Four Steps to Successful New Product Launches

By Heather Baldwin

Your company launches a new product and sales are a complete disaster. Who is to blame? If your company is like most, marketing will blame sales for their unwillingness to champion products with which they’re not familiar and sales will blame customers for resisting innovation and their unwillingness to be early adopters. Who’s right? Neither, says Stephanie Woods, VP sales operations at Huthwaite, a Sterling, VA-based company that works with sales organizations on sales performance effectiveness (www.huthwaite.com).

The problem with most new product launches is that too many organizations use a product-centered launch style that emphasizes the new product’s whiz-bang features and forces reps to memorize and sell those features. Instead, says Woods, companies need to switch to a problem-centered launch – a method that resulted in 54% higher sales at one company Huthwaite studied. Here are four steps sales managers can take to make that switch and boost the sales of new products.

  1. Work with the marketing department to ensure the product is launched in terms of its problem-solving capabilities. Rather than asking for a list of new features, ask for a list of reasons each new feature matters to customers, how each feature solves customers’ problems and the titles or positions of customers who are most likely to have those problems.
  2. When coaching your sales reps, make sure their call plans are designed to address the specific needs of each customer. Don’t let them throw all 40 features at every prospect. Ensure that they match specific product capabilities to the problems customers encounter based on their position.
  3. Instead of asking your sales reps to practice product pitches or memorize feature lists, conduct team meetings to talk about the new product in terms of questions reps should be asking customers. Take each feature and reverse-engineer it into a question, and make sure you come up with different questions for different types of prospects.
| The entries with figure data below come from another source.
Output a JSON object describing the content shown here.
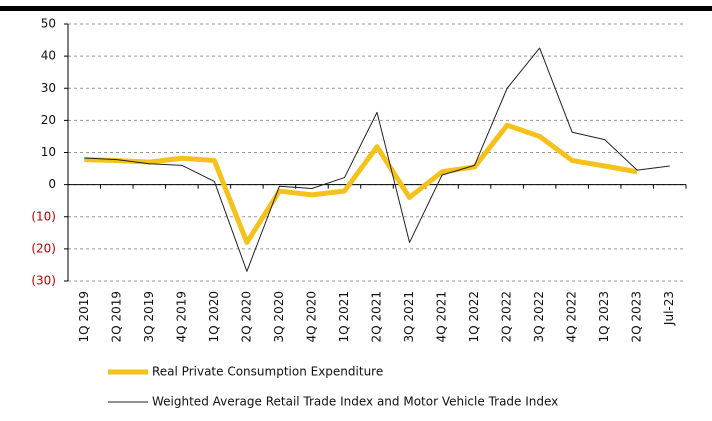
{
  "chart_data": {
    "type": "line",
    "categories": [
      "1Q 2019",
      "2Q 2019",
      "3Q 2019",
      "4Q 2019",
      "1Q 2020",
      "2Q 2020",
      "3Q 2020",
      "4Q 2020",
      "1Q 2021",
      "2Q 2021",
      "3Q 2021",
      "4Q 2021",
      "1Q 2022",
      "2Q 2022",
      "3Q 2022",
      "4Q 2022",
      "1Q 2023",
      "2Q 2023",
      "Jul-23"
    ],
    "series": [
      {
        "name": "Real Private Consumption Expenditure",
        "color": "#f5c21b",
        "width": 5,
        "values": [
          7.8,
          7.5,
          7.0,
          8.2,
          7.5,
          -18,
          -2,
          -3.2,
          -2,
          11.8,
          -4,
          4,
          5.5,
          18.5,
          15,
          7.5,
          5.8,
          4,
          null
        ]
      },
      {
        "name": "Weighted Average Retail Trade Index and Motor Vehicle Trade Index",
        "color": "#222222",
        "width": 1,
        "values": [
          8.3,
          7.8,
          6.5,
          6,
          1,
          -27,
          -0.5,
          -1.2,
          2.2,
          22.5,
          -18,
          3,
          6,
          30,
          42.5,
          16.3,
          14,
          4.5,
          5.8
        ]
      }
    ],
    "ylim": [
      -30,
      50
    ],
    "yticks": [
      {
        "value": -30,
        "label": "(30)"
      },
      {
        "value": -20,
        "label": "(20)"
      },
      {
        "value": -10,
        "label": "(10)"
      },
      0,
      10,
      20,
      30,
      40,
      50
    ],
    "grid": true,
    "negative_tick_color": "#c00000"
  }
}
A CFO will care about different things than an operations manager. The goal should be to devise a list of questions reps can use for each call.
  4. During post-call debriefs, make sure you debrief in terms of problems customers have instead of features reps pushed. Rather than asking reps whether they told prospects about the whirligig interface, ask what kinds of problems the prospects were experiencing with their current product. This last step is a critical reinforcement of the problem-centric launch approach, says Woods. “If you do steps one through three but not four, you’ve undone all your efforts to focus on problems instead of features,” she says.